Бабушки и дедушки на поверку всегда оказывались ближайшей родней районного начальства, и именно поэтому их брызжащие слюной спичи о том, как конкретно им хорошо живется при Бабае, выглядели весьма правдиво.
Настоящий народ собирался чуть поодаль и говорил совсем другие слова. Я всегда прогуливался в глубине толпы, которой охрана не позволяла смешиваться со специально обученными бабками-дедками и слушал «че за туфту они несут» и «на кой х.. тут школа на полтора ученика». Из этой части на разговор с Бабаем на моей памяти человеку удалось прорваться лишь однажды. Прорвавшийся долго и зло говорил деду, что все это благообразие – фальшивка, а на самом деле жить на селе невероятно тяжело, а помощи от власти – никакой. Бабай был потрясен этим разговором, для него это было действительно шоком. Я видел, что на всех следующих объектах он, морщась, вглядывается в толпу, пытаясь понять, где больше правды, в речах старушек из первого ряда или в неподготовленном резком спиче. Думаю, он понимал, что ездит не по реальной республике, а по потемкинским деревням, но успокаивал себя тем, что как минимум здесь ликование – неподдельное, а он как раз и работает для того, чтобы так стало по всей республике.

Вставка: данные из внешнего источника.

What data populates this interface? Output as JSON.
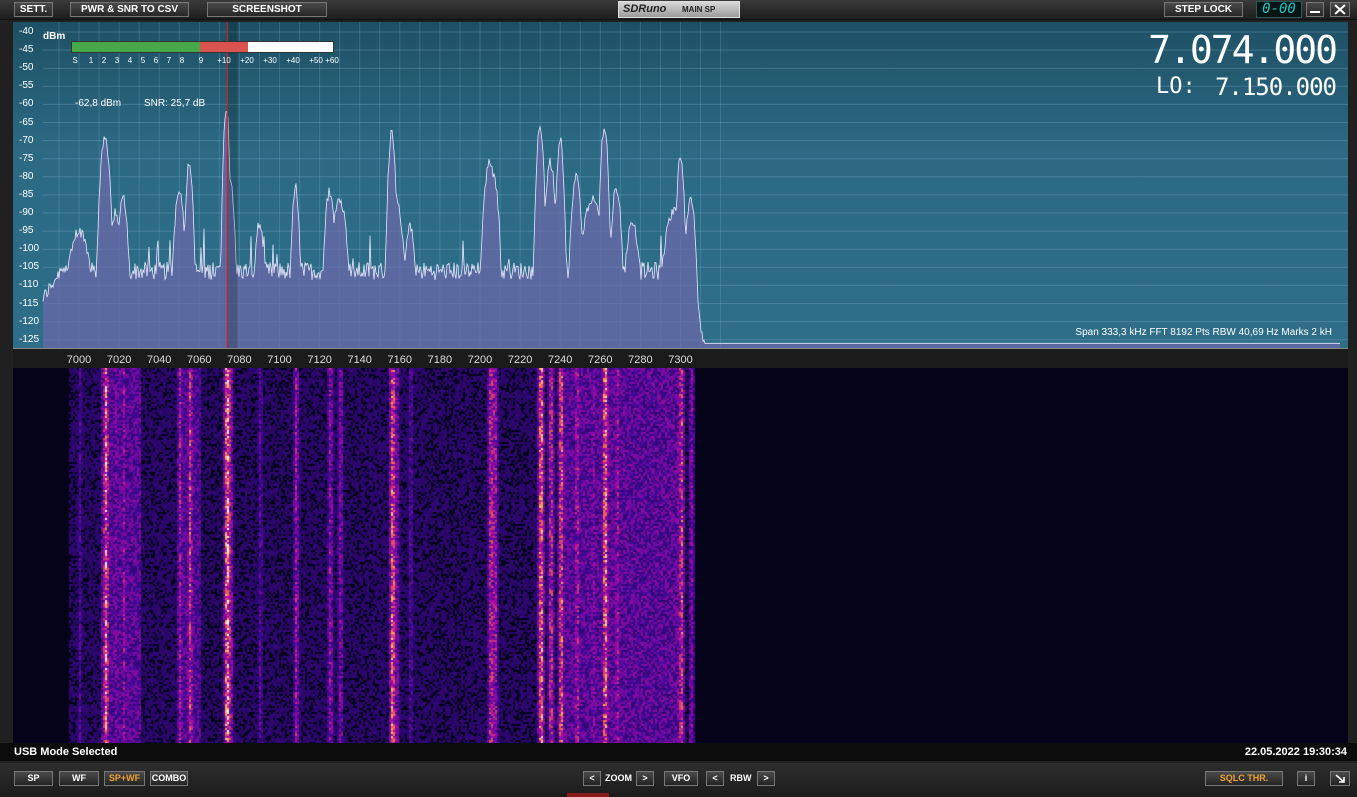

А тем временем особенно жестко толпа всегда комментировала отчеты о великих подвигах районах властей. Однажды на открытии проведенного в село газопровода я узнал в толпе, что никакой газопровод в село еще не проведен, а что факел, который торжественно поджигает Бабай, образовался не от газа, пришедшего в село из трубы, а из газового баллона, закопанного рядом с муляжом этой самой трубы. Отзывы о мероприятии были соответствующими происходящему фарсу.
Могу вам ответственно заявить, дорогой читатель, что если бы не вся эта дурость с преувеличениями заслуг Бабая, то и самих, собственно, заслуг, было бы достаточно на перманентный уровень поддержки деда населением процентов в 90, вместо имевшегося…
Бабай, выступая с трибуны, время от времени поглядывал в народ, а потому видел, что я пасусь там. И первое время после выборов он задавал мне вопросы – вот ходишь там, что народ-то говорит?
Я не рассказывал ему всего, потому что говорить всю такую правду великому вождю нельзя, выгонит к чертовой бабушке. Но и той половины правды ему было достаточно, чтобы хмуриться и скрипеть зубами. Сначала он, видимо, понимал, что народу есть на что злиться, но со временем, когда поствыборные раны зажили, подобные доклады приводили только к ухудшению его отношения к докладчику.